Deirdre Saoirse Moen

Sounds Like Weird

Proving Substantial Truth

27 October 2014

Substantial truth can be tricksy. Here’s a DMLP post with a few examples.
Two of those examples where the statements were ruled substantially true:

A statement that a boxer tested positive for cocaine, when actually he had tested positive for marijuana. See Cobb v. Time Inc. 24 Media L. Rep. 585 (M.D. Tenn 1995).
A statement that a man was charged with sexual assault, when actually he had only been arrested but not arraigned. See Rouch v. Enquirer & News of Battle Creek, 440 Mich. 238 (1992).

Look, I haven’t read up on the case law, but the above two examples should demonstrate that “substantial truth” isn’t cut and dried.

Hypothetically Speaking

Let’s say the claim in question is about “a set of authors” and whether or not they’ve been paid in a timely manner. Let’s say there are more than 500 authors, each of which has one or more books.
Now, the person believing they’ve all been paid may in fact only have been double-checking the highest earners.
However, let’s say the claims are true for three authors:
a = {Fred, George, Mark}
That still means one needs to sift through an unknown large portion of the data set before one determines that it’s true for “a set” of them.

And Now an Intermission

I’m done with the above hypothetical.
I have no personal information about the actual facts of the Ellora’s Cave case. However, I’d like to look at some back-of-the-envelope calculations.

How Big Is the EC Data Set?

Let’s go with the following assumptions:

  1. 934 authors (last I counted). Let’s round down to 900.
  2. Amazon gives me 6,767 items when I search for “Ellora’s Cave.” Let’s assume 4,500. Ergo, an author has an average of 5 titles, including paperback editions.
  3. Each book sells, per month, in an average of 5 stores from: EC’s own site, ARe, Kindle, Nook, Kobo, Google, iBooks, foreign markets for same, and any paperback vendors.
  4. Need to look back to when the accounting system changed last year, so 10 months of data at present.
  5. Each line item has seven pieces of data per month per author (per Cat Grant’s statements). The 7 pieces of data are: ISBN, title, format, store, amount received per unit, qty sold, total received (calculated, so not actually a separate piece of data), royalty %, royalty paid (also calculated).

So for each month:
4500 books x 5 stores books sold in that month x 7 other pieces of data = 157,000 pieces of data (or 174 per author). Per. Month.
Times ten months, so 1.57 million.
Consider the legal and accounting billing that would be involved in re-verifying and distilling 1.57 million pieces of data.
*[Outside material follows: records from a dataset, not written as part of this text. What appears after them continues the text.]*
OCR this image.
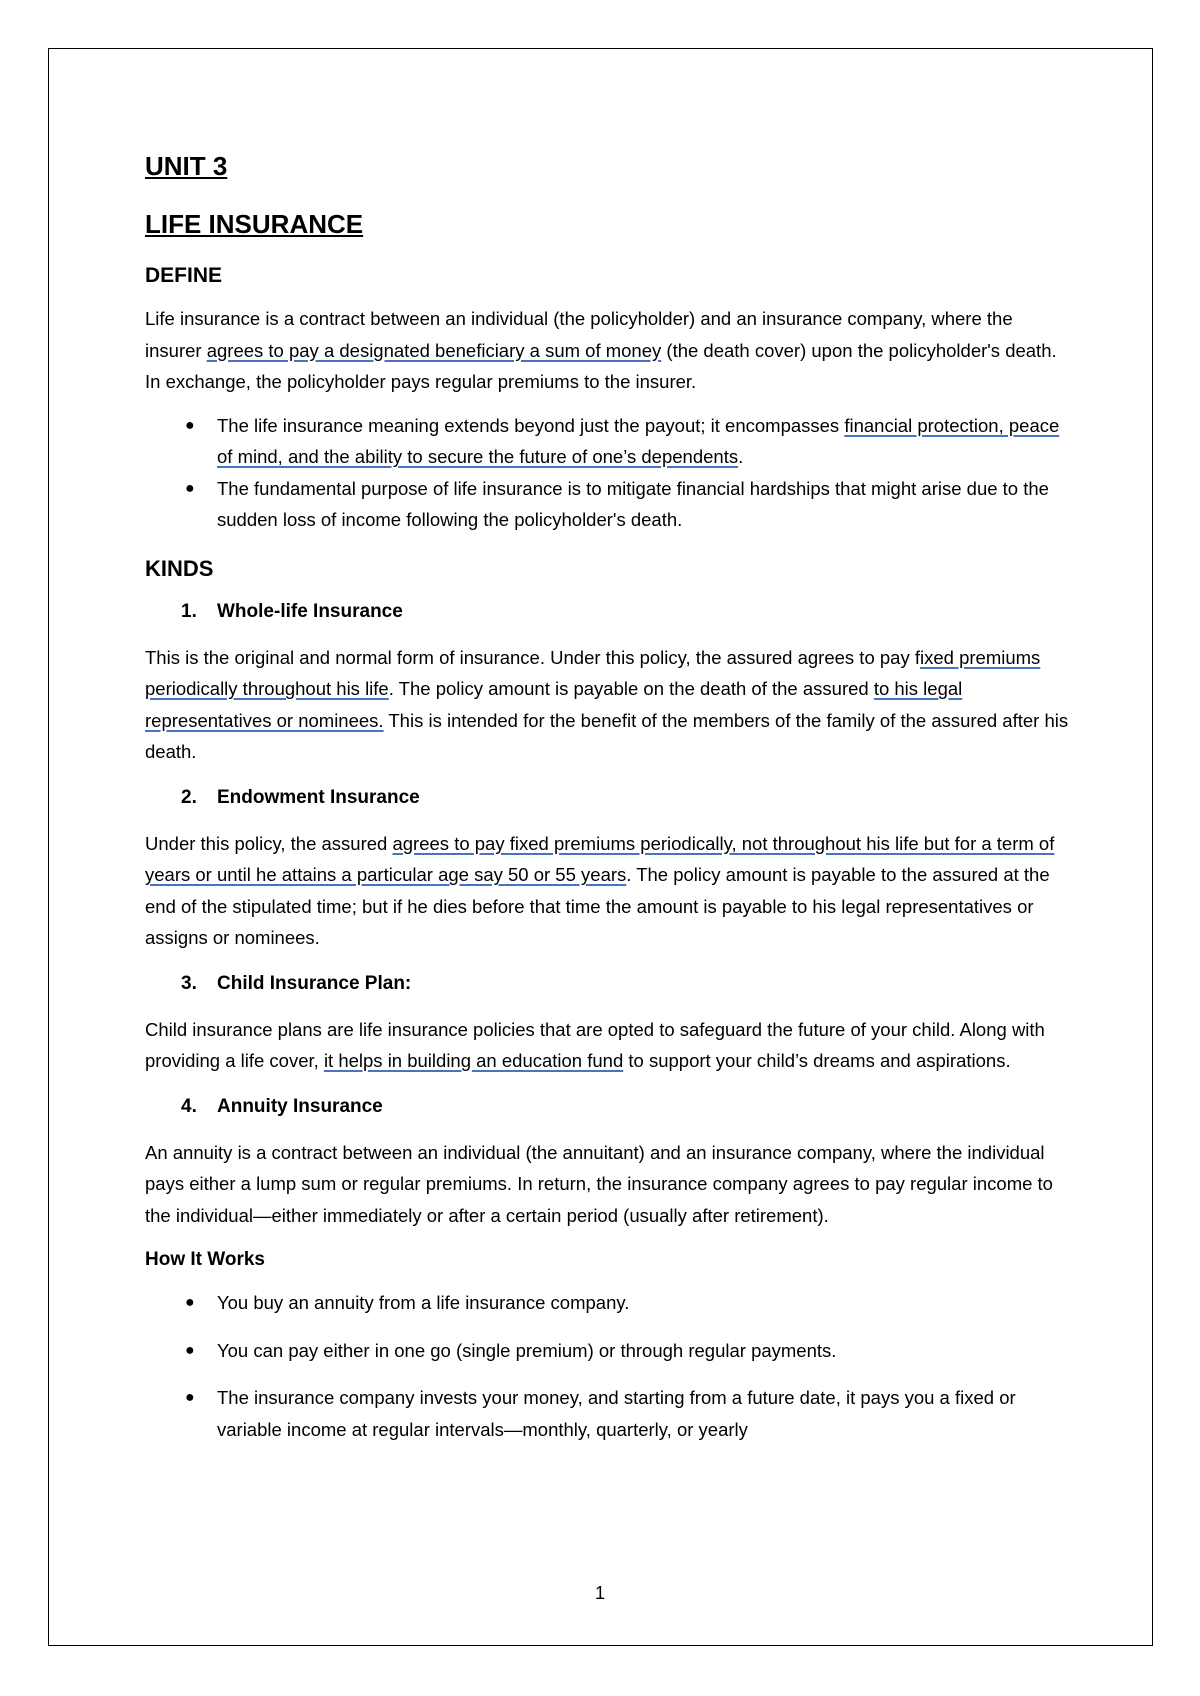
UNIT 3
LIFE INSURANCE
DEFINE

Life insurance is a contract between an individual (the policyholder) and an insurance company, where the insurer agrees to pay a designated beneficiary a sum of money (the death cover) upon the policyholder's death. In exchange, the policyholder pays regular premiums to the insurer.

● The life insurance meaning extends beyond just the payout; it encompasses financial protection, peace of mind, and the ability to secure the future of one’s dependents.
● The fundamental purpose of life insurance is to mitigate financial hardships that might arise due to the sudden loss of income following the policyholder's death.
KINDS
1. Whole-life Insurance

This is the original and normal form of insurance. Under this policy, the assured agrees to pay fixed premiums periodically throughout his life. The policy amount is payable on the death of the assured to his legal representatives or nominees. This is intended for the benefit of the members of the family of the assured after his death.

2. Endowment Insurance

Under this policy, the assured agrees to pay fixed premiums periodically, not throughout his life but for a term of years or until he attains a particular age say 50 or 55 years. The policy amount is payable to the assured at the end of the stipulated time; but if he dies before that time the amount is payable to his legal representatives or assigns or nominees.

3. Child Insurance Plan:

Child insurance plans are life insurance policies that are opted to safeguard the future of your child. Along with providing a life cover, it helps in building an education fund to support your child’s dreams and aspirations.

4. Annuity Insurance

An annuity is a contract between an individual (the annuitant) and an insurance company, where the individual pays either a lump sum or regular premiums. In return, the insurance company agrees to pay regular income to the individual—either immediately or after a certain period (usually after retirement).

How It Works
● You buy an annuity from a life insurance company.
● You can pay either in one go (single premium) or through regular payments.
● The insurance company invests your money, and starting from a future date, it pays you a fixed or variable income at regular intervals—monthly, quarterly, or yearly
1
Another Aspect of Substantial Truth

In a case where “a set of authors” may not have received timely payments, royalty payments received by the publisher not corresponding with line items paid to authors could potentially also be a source of substantial truth.
Therefore, one would also need to audit amounts received from, say, Amazon, and amounts paid out in royalty checks that month, and determine that the amounts were equal. (Especially when others have said they’ve seen no Amazon drops during the same period for similar non-EC books.)
There are also around 9,000 checks to sort out.

  • When were they written?
  • When were they mailed?
  • When were they cashed?
  • When did they clear the bank?
  • Are any missing? Either not paid or not cashed?
  • If they’re missing, were they actually cut?

In theory, all that information is already entered and double-checked and could be provided to the defense at a moment’s notice.

The Question that Started This Post

@deirdresm Law Q: Are EC actions only relevant to the case up until the time it was filed? Recent payment timing immaterial? #notchilled

— Susan Garbanzo (@Soenda) October 27, 2014

It’s a good question. It doesn’t change the absolute truth of what was said on the day it was said, no.
But if events post-filing help show substantial truth, then probably they’re relevant.

@Soenda I haven’t read the case law; I can only guess. My guess: similar actions after filing help substantive truth claim. #notchilled

— Deirdre Saoirse Moen (@deirdresm) October 27, 2014

My Intuition

This case, if it gets all the way to a jury trial, will be far, far more expensive to litigate than other people have expected because the potentially triable matters of fact involve large data sets.
It’s my understanding that the burden of proof is on the plaintiff to show substantive falsity. Meaning: Ellora’s Cave and the mysteriously joined Jasmine Jade Enterprises need to demonstrate that.
Can they sample the data?
I don’t see how they can prove that “a set of authors” is defamatory without the full data being examined. “A set of authors” doesn’t need to be a large set.
My intuition, given the lagging of checks mailed weeks after the check date, all the reports of no answer for months when authors asked about royalty checks, is that that aspect of the DA post, at least, was substantively true.
Consider, for example, how small the two examples at the top are in terms of data. A single arrest. A single drug test, and possibly one or more followups. But not 1.57 million of them.
Completely different animal, litigation-wise.